Tag: research training

  • Supervision and mentorship as recognised research contributions

    Ask senior researchers what they are proudest of and many will not name a paper. They will name a person — a doctoral student who became an independent scientist, a postdoc they steered through a difficult first grant, a junior colleague they helped find their feet. Supervising students and mentoring early-career researchers is among the most consequential work in academic life, with effects that ripple across whole careers. And yet, for a long time, it has been almost invisible in the formal record: it does not appear in a citation count, it rarely earns a byline, and it can be hard to point to on a CV. This article looks at how that is beginning to change, drawing on the contribution definitions in the mentorship and career stages domain of the CASRAI Dictionary.

    Why the work has been invisible

    The invisibility is structural, not accidental. Traditional research assessment is built around countable outputs — publications, citations, grant income — and mentorship produces none of these directly. Its products are people and their subsequent achievements, which are attributed to them, not to their mentor. The mentor’s contribution is real but diffuse, exercised over years through conversations, feedback, advocacy and example. None of that fits neatly into a metric, and what does not fit a metric tends to drop out of formal recognition.

    The cost of this invisibility is not only unfairness to good mentors. It is an incentive problem: if mentorship does not count, the rational career move is to spend less time on it, which damages exactly the developmental relationships that sustain the research workforce. Making the work visible is therefore not a courtesy — it is a way of keeping it valued and done well.

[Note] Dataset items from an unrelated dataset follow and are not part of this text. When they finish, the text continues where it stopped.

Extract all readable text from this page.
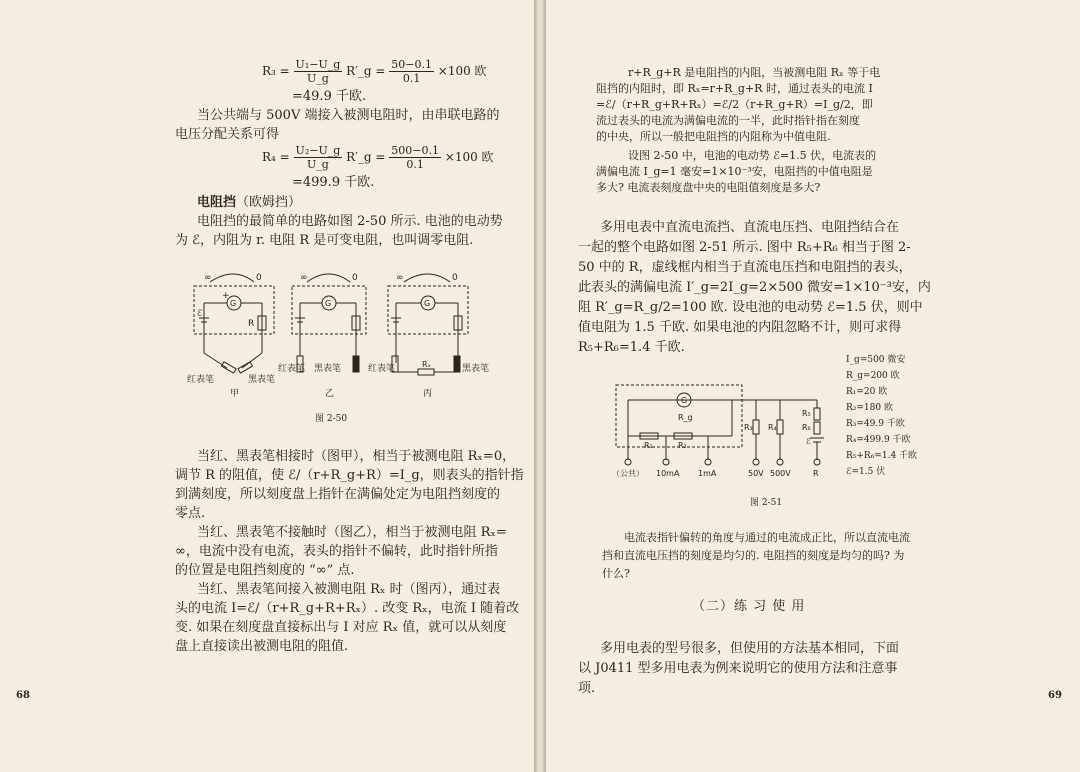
$R_3 = \frac{\text{U₁−U\_g}}{U\_g}$ R′_g = $\frac{50-0.1}{0.1} \times 100$ 欧
=49.9 千欧.
当公共端与 500V 端接入被测电阻时，由串联电路的
电压分配关系可得
$R_4 = \frac{\text{U₂−U\_g}}{U\_g}$ R′_g = $\frac{500-0.1}{0.1} \times 100$ 欧
=499.9 千欧.
电阻挡（欧姆挡）
电阻挡的最简单的电路如图 2-50 所示. 电池的电动势
为 ℰ，内阻为 r. 电阻 R 是可变电阻，也叫调零电阻.
∞	0
G
+
ℰ
R
红表笔	黑表笔
甲
∞	0
G
红表笔 黑表笔
乙
∞	0
G
红表笔	黑表笔
Rₓ
丙
图 2-50
当红、黑表笔相接时（图甲），相当于被测电阻 Rₓ=0，
调节 R 的阻值，使 ℰ/（r+R_g+R）=I_g，则表头的指针指
到满刻度，所以刻度盘上指针在满偏处定为电阻挡刻度的
零点.
当红、黑表笔不接触时（图乙），相当于被测电阻 Rₓ=
∞，电流中没有电流，表头的指针不偏转，此时指针所指
的位置是电阻挡刻度的 “∞” 点.
当红、黑表笔间接入被测电阻 Rₓ 时（图丙），通过表
头的电流 I=ℰ/（r+R_g+R+Rₓ）. 改变 Rₓ，电流 I 随着改
变. 如果在刻度盘直接标出与 I 对应 Rₓ 值，就可以从刻度
盘上直接读出被测电阻的阻值.
68
r+R_g+R 是电阻挡的内阻，当被测电阻 Rₓ 等于电
阻挡的内阻时，即 Rₓ=r+R_g+R 时，通过表头的电流 I
=ℰ/（r+R_g+R+Rₓ）=ℰ/2（r+R_g+R）=I_g/2，即
流过表头的电流为满偏电流的一半，此时指针指在刻度
的中央，所以一般把电阻挡的内阻称为中值电阻.
设图 2-50 中，电池的电动势 ℰ=1.5 伏，电流表的
满偏电流 I_g=1 毫安=1×10⁻³安，电阻挡的中值电阻是
多大? 电流表刻度盘中央的电阻值刻度是多大?
多用电表中直流电流挡、直流电压挡、电阻挡结合在
一起的整个电路如图 2-51 所示. 图中 R₅+R₆ 相当于图 2-
50 中的 R，虚线框内相当于直流电压挡和电阻挡的表头，
此表头的满偏电流 I′_g=2I_g=2×500 微安=1×10⁻³安，内
阻 R′_g=R_g/2=100 欧. 设电池的电动势 ℰ=1.5 伏，则中
值电阻为 1.5 千欧. 如果电池的内阻忽略不计，则可求得
R₅+R₆=1.4 千欧.
I_g=500 微安
R_g=200 欧
R₁=20 欧
R₂=180 欧
R₃=49.9 千欧
R₄=499.9 千欧
R₅+R₆=1.4 千欧
ℰ=1.5 伏
G
R_g
R₁	R₂
R₃ R₄
R₅
R₆
ℰ
（公共） 10mA 1mA	50V 500V	R
图 2-51
电流表指针偏转的角度与通过的电流成正比，所以直流电流
挡和直流电压挡的刻度是均匀的. 电阻挡的刻度是均匀的吗? 为
什么?
（二）练 习 使 用
多用电表的型号很多，但使用的方法基本相同，下面
以 J0411 型多用电表为例来说明它的使用方法和注意事
项.	69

    The CRediT Supervision role

    The first piece of structure comes from contributorship. The Contributor Roles Taxonomy includes a Supervision role, defined as oversight and leadership responsibility for the research activity planning and execution, including mentorship external to the core team. Its inclusion is significant: it acknowledges, in the same controlled vocabulary used for writing, analysis and data curation, that guiding and overseeing the work is itself a distinct contribution worth naming.

    The Supervision role lets a contribution statement record who provided that leadership and mentorship on a given piece of work, rather than leaving it to be inferred from author order or omitted entirely. It is not a complete solution — a single role on a single paper does not capture a multi-year supervisory relationship — but it establishes the principle that supervision is a recognised category of contribution, and it makes that recognition machine-readable wherever CRediT is applied. The full set of roles, including Supervision, is set out in our overview of the CRediT roles.

    What the narrative CV adds

    Where CRediT captures supervision on a specific output, the narrative CV captures the longer arc. A narrative CV asks researchers to describe their contributions in prose — under headings that typically include the development of individuals and the wider research community — rather than presenting an undifferentiated list of publications. This format is precisely suited to mentorship, because mentorship is a story, not a number: it is the account of who you helped, how, and what they went on to do.

    Under a narrative CV, a researcher can describe the students they have supervised to completion, the early-career colleagues they have supported, the training they have built, and the ways they have contributed to a healthy research culture — and have all of it sit as legitimate evidence of contribution rather than as soft, unscored extra. Several major funders have adopted narrative formats with explicit sections for exactly this kind of work, signalling that developing people is part of what they are assessing. Our guidance on the narrative CV for authors sets out how to write these sections so they evidence contribution rather than merely assert it.

    Evidencing mentorship honestly

    As with any contribution, the value of recording mentorship depends on doing it honestly. Good evidence is specific and, where possible, corroborable: named individuals supervised and their outcomes, training programmes designed and delivered, roles in formal mentoring schemes, and changes to research culture that others can confirm. The aim is not to inflate — claiming credit for the achievements of people you barely advised is its own kind of misconduct — but to make visible the real developmental work that has genuinely shaped careers. A narrative that describes a mentee’s trajectory and the mentor’s specific part in it is far more credible, and far more useful to an assessor, than a vague claim to be ‘a dedicated mentor’.

    Recognition across career stages

    Mentorship also looks different at different career stages, and good recognition accounts for that. An early-career researcher may mentor undergraduates and contribute to peer support; a mid-career researcher may supervise doctoral students and lead a group; a senior researcher may mentor across an institution and shape its developmental culture. Treating these as a single undifferentiated category undervalues both the junior researcher whose mentoring is real but modest in scope and the senior one whose influence is institution-wide. Recognising mentorship well means recognising it appropriately to the stage.

    The broader shift here is part of the move toward assessing the whole researcher — valuing the development of people and culture alongside the production of papers. Structured contribution roles such as Supervision, narrative CV formats that make space for developmental work, and a consistent vocabulary for describing it all play their part. That vocabulary is maintained in the CASRAI Dictionary, helping ensure that when a researcher says they have mentored, supervised or developed others, the claim can be recorded, understood and credited across the systems that track research careers.